Horton presents a disturbing portrayal of Alice Martin, U.S. Attorney for the Northern District of Alabama. The piece focuses on the investigation of Martin for possible perjury in an employment-discrimination case. The Alabama press has virtually ignored the perjury investigation, but Horton provides plenty of insight--not only on the perjury case itself but also on the mindset that Martin brings to her job as a federal prosecutor.
"Back when I started writing about the U.S. attorneys scandal, I got flooded with personal accounts of dealings and encounters with Alice Martin," Horton writes. "They came in from attorneys, businessmen, political figures, prosecutors who work for her, and even a judge. And not a single person had a positive thing to say about Martin."
The perjury investigation stems from an employment-discrimination case involving Deidra Brown, a young assistant U.S. attorney in the Huntsville office who was fired by Martin in May 2002. Brown alleges in an EEOC complaint that she was fired as retaliation for assisting her former supervisor, H. Victor Conrad, who had also filed an EEOC complaint against Martin.
Well, you can add me to the list of folks who've had a disturbing encounter with Alice Martin. It involves her clear attempt to cover up my allegations of wrongdoing by Republican judges in Alabama.
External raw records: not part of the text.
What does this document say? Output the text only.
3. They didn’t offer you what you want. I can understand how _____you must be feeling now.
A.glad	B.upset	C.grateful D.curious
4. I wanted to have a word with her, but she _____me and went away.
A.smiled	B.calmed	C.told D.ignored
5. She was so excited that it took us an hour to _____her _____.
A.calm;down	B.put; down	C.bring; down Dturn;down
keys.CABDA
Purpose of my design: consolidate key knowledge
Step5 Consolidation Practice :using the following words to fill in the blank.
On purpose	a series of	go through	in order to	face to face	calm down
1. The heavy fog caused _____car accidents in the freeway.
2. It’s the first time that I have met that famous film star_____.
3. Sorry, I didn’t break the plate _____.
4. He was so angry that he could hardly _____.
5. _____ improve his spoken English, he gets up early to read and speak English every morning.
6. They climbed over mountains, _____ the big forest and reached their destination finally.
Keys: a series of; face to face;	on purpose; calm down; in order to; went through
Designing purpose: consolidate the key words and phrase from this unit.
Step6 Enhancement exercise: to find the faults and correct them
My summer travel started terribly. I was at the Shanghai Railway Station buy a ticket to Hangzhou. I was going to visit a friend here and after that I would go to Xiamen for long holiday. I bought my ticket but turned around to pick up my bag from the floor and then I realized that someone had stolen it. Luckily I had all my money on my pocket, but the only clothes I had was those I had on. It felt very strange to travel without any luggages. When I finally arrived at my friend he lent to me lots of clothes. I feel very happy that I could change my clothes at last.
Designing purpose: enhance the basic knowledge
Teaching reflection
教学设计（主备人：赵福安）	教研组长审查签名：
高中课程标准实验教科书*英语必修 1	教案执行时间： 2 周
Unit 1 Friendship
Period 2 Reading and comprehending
And I will be posting about it soon.
Why would Martin be anxious to cover up a case of Republican sleaze? Horton provides some insight: "Martin ran for public office as a Republican twice, and lost twice to her Democratic opponent. In an interview with the Associated Press after she lost one of the races, in November 1998, she expressed bitterness and resentment towards Democrats. She has made her aspirations to stand as a Republican candidate for statewide office in Alabama widely known."